While the appeal of immersive tours for foreign buyers is obvious, REALTORS note that the technology has benefits for local home buyers, as well. For example, it can help a home-hunter narrow down his or her list of options, ultimately cutting down on the amount of time spent driving around town touring homes.

Source: CTV news

Tuesday, 15 December 2015

First-Time Home Buyers Take Financially Fit, Well-Informed Approach



First-time homebuyers are doing their homework and making responsible financial decisions entering Canada's housing market, according to a new study released by Genworth Canada.  The 2015 Genworth Canada – First-Time Homeownership Study shows that the typical first-time homebuyer is well-educated, employed, consulting with mortgage industry professionals and purchasing a home within financial reach.



Wednesday, 4 November 2015

Is it time to sell your rental property?

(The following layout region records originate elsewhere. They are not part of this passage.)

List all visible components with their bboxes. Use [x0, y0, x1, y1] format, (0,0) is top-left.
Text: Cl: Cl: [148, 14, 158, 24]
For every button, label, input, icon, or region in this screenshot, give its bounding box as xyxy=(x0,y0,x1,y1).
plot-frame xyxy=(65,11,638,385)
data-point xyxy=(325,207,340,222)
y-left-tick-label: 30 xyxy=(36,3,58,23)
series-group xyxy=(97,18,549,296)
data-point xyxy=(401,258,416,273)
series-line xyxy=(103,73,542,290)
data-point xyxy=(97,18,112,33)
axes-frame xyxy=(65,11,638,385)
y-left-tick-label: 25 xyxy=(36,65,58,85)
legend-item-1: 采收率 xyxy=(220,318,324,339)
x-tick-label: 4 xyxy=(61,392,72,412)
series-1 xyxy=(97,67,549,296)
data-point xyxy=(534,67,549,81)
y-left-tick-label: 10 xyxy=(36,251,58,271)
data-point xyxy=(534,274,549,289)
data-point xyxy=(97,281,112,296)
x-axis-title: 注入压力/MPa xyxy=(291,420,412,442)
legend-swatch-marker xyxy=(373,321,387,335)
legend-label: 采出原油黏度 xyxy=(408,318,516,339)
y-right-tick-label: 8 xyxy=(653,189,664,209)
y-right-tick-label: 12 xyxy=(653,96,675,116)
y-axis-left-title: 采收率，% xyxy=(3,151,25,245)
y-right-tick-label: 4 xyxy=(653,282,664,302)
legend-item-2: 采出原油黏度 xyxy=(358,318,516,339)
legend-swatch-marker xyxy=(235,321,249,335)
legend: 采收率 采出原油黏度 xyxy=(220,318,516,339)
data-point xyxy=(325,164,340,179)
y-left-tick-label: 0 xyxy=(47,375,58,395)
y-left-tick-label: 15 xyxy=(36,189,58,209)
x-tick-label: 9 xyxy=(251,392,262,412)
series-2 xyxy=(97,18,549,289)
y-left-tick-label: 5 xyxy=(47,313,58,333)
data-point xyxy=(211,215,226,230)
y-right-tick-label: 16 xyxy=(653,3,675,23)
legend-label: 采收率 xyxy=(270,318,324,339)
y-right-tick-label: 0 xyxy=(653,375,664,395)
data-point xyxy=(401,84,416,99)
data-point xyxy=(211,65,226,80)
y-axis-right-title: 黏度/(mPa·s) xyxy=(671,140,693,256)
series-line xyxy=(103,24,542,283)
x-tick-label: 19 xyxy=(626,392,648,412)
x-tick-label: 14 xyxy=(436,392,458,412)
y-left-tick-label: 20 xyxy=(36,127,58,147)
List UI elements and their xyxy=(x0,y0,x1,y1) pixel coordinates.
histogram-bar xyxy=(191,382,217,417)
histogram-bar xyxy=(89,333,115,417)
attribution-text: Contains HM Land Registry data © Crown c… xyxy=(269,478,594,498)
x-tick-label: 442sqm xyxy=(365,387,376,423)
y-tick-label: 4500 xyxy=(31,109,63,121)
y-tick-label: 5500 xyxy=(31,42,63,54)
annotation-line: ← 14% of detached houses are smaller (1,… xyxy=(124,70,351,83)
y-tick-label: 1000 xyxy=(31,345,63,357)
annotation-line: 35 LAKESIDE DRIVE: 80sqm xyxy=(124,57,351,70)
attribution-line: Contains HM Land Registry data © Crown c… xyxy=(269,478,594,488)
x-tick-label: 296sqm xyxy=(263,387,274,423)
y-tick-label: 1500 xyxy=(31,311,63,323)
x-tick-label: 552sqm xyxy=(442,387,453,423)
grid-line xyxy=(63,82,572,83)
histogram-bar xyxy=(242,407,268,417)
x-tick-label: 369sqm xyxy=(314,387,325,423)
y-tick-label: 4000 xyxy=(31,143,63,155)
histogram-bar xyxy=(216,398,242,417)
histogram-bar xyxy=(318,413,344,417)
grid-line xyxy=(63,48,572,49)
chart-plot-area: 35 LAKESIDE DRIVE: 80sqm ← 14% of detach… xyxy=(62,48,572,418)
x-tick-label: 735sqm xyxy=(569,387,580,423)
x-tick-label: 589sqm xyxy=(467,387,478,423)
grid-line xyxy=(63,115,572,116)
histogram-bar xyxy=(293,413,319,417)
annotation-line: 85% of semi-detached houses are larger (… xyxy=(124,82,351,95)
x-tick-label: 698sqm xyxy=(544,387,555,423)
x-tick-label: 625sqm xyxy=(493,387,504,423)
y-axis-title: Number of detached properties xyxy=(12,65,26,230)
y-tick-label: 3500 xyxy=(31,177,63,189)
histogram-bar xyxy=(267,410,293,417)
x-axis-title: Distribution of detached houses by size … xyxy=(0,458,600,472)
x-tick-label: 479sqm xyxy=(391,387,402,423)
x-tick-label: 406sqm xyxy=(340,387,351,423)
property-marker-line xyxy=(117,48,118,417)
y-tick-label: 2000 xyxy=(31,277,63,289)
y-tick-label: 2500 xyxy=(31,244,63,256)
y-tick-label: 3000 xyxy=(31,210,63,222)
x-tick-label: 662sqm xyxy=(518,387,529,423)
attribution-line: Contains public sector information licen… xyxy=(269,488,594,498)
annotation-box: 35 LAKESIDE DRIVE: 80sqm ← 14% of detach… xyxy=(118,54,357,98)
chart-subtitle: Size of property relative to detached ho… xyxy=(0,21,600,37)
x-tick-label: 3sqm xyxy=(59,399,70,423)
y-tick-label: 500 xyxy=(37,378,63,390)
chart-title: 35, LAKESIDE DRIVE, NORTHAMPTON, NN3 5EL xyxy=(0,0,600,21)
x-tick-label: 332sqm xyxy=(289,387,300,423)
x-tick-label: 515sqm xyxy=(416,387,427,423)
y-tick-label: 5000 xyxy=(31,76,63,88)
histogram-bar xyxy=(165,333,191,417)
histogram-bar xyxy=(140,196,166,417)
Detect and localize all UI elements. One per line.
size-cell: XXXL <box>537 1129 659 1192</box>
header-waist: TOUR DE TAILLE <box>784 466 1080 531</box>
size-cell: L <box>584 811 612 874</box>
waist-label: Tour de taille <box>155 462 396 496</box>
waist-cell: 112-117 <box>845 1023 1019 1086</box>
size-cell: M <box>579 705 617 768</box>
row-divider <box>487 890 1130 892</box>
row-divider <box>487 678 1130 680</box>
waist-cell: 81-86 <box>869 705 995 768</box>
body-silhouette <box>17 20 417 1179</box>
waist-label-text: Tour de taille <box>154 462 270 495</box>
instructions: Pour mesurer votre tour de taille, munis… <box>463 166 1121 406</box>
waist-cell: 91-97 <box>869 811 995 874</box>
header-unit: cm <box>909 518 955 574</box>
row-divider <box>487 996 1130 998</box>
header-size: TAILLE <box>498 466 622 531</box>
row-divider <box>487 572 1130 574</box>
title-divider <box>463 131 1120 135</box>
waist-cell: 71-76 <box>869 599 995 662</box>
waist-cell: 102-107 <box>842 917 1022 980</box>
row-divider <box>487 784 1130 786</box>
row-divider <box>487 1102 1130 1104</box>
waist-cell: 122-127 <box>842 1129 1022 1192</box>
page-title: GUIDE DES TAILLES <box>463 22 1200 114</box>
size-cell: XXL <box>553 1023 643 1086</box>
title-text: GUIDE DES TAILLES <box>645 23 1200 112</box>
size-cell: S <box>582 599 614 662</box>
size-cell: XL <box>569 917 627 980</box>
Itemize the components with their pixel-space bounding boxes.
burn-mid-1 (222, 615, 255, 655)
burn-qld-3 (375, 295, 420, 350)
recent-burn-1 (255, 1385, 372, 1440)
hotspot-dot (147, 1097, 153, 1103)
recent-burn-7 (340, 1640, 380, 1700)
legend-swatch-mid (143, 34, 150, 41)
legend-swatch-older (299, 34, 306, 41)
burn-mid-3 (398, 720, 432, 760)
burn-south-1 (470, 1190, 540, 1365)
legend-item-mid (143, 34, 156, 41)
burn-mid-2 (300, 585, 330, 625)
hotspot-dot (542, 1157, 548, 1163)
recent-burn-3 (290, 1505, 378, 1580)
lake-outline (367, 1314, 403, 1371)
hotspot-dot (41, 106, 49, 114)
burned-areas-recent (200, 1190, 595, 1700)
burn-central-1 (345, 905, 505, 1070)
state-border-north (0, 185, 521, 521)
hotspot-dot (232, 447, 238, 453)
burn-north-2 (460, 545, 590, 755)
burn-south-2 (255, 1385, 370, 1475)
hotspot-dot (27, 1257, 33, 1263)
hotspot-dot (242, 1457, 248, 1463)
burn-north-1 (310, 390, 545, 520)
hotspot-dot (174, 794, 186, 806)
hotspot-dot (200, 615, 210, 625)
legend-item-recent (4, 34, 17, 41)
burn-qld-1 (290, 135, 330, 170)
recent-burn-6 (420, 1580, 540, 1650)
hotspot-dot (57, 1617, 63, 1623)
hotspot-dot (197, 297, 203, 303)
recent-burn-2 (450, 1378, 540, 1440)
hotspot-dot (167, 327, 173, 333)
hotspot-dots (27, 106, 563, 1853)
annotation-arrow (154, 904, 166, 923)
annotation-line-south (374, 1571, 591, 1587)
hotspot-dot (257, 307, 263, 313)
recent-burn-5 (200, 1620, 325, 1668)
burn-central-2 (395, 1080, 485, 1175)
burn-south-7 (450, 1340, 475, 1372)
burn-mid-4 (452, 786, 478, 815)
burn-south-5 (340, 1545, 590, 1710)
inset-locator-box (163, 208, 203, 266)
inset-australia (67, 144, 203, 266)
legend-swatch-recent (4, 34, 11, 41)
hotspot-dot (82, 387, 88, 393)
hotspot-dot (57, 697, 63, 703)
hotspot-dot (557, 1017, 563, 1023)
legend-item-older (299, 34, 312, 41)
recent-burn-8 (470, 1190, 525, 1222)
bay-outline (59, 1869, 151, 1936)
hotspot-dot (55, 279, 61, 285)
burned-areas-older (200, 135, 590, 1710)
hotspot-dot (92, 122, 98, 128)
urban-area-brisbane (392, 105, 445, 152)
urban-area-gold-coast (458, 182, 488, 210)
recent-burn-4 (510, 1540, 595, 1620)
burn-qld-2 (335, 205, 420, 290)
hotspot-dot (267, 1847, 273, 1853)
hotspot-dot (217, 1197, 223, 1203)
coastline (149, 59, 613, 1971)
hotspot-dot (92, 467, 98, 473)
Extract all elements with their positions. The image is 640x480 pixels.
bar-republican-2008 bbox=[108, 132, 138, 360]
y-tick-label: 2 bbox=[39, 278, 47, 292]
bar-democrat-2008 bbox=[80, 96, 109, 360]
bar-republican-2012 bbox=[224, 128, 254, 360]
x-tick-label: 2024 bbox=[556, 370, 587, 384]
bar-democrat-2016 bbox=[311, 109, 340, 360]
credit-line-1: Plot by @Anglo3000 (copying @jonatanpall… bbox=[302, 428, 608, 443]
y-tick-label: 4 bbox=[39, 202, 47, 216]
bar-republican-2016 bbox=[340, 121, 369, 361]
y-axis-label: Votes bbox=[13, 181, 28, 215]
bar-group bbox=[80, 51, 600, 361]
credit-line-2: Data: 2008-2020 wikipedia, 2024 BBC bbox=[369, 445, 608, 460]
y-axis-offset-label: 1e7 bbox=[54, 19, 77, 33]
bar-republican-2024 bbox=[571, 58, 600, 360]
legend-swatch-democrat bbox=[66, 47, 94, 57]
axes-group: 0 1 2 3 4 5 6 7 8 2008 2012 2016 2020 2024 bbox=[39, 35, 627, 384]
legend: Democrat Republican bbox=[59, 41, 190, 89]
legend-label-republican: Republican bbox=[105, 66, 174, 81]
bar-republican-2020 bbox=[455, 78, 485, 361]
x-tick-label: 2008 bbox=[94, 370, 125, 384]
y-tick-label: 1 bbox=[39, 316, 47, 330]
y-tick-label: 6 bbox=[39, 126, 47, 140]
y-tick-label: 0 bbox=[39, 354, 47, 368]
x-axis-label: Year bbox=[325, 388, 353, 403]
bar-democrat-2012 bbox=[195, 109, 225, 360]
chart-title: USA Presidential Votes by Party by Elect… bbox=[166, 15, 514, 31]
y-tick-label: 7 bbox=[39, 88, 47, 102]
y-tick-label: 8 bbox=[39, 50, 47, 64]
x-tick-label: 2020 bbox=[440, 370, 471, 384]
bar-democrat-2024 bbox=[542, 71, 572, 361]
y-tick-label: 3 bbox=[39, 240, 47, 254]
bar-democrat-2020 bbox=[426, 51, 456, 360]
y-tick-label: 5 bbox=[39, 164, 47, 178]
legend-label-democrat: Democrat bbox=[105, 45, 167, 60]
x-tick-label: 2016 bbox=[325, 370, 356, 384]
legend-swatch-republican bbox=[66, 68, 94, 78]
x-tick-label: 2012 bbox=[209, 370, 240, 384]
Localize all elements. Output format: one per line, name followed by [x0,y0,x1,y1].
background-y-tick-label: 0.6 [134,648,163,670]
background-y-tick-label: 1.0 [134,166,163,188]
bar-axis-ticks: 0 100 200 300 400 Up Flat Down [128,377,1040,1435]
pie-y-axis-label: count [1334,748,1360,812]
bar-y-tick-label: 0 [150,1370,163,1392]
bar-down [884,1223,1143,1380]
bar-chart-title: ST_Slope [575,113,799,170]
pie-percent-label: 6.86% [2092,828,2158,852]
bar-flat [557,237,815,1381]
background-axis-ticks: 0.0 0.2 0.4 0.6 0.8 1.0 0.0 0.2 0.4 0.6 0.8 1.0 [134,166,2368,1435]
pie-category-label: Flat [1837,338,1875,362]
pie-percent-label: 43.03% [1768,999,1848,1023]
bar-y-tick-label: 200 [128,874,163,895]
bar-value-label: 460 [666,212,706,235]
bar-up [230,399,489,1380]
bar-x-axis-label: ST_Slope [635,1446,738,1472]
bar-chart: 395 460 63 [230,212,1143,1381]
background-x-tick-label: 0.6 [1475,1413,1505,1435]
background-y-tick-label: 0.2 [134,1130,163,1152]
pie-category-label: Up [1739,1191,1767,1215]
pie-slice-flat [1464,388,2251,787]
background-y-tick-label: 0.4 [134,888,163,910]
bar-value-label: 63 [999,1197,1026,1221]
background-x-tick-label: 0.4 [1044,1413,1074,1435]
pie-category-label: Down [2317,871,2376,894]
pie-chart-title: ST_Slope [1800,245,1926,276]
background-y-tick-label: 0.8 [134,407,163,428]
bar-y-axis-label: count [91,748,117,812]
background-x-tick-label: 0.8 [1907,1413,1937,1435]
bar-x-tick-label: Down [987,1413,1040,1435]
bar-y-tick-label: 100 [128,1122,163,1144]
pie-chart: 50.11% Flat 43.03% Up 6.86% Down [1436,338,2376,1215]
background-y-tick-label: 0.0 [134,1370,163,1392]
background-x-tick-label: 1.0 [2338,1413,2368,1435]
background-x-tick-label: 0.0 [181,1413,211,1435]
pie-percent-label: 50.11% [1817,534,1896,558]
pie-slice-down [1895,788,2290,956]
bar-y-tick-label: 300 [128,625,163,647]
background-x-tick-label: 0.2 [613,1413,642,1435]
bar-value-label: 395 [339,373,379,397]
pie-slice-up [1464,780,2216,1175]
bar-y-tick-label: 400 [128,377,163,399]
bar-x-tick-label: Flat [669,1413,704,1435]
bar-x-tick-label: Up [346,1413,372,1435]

Or time to buy another?

According to Statistics Canada, 69 per cent of Canadians own homes, so most of us have reason to worry about the fate of the housing market.
One in 20 Canadians own rental real estate according to the Financial Industry Research Monitor. An Altus Group study shows that for households earning more than $100,000 per year, rental real estate ownership is twice that of the general population – about 10 per cent.
So the question is: buy or sell?

Buy

The supply and demand dynamics appear good on the surface for Canadian rental properties. Vacancy rates are below two per cent for cities like Toronto and Vancouver, according to CMHC. Rising real estate prices have likely helped to buoy demand for rentals, with price increases well in excess of the salary increases for average families in recent years. Some of those average families are now opting to rent instead of buy and that bodes well for landlords given that vacancies are often the biggest risk with a rental property.
Millennials are clearly helping to drive rental demand. Home ownership is unreasonable in many Canadian centres, so rental properties – particularly condos suitable for a single person or young couples – have got to benefit.

Sell 

The Bank of Canada has expressed concerns over potential real estate corrections in certain cities, specifically singling out Toronto. “The adverse impact of the oil price shock in Alberta and continued robust price growth in Toronto . . . suggest[s] a risk of a correction,” said the Bank.

Source:  Financial Post - Mortgages and Real Estate

Wednesday, 16 September 2015

Can Home Staging Really Win Over Buyers?

Home staging can influence buyers’ perceptions of a home and even motivate them to pay more, according to the National Association of REALTORS®’ 2015 Profile of Home Staging, a survey of more than 2,300 REALTORS® representing buyers and sellers.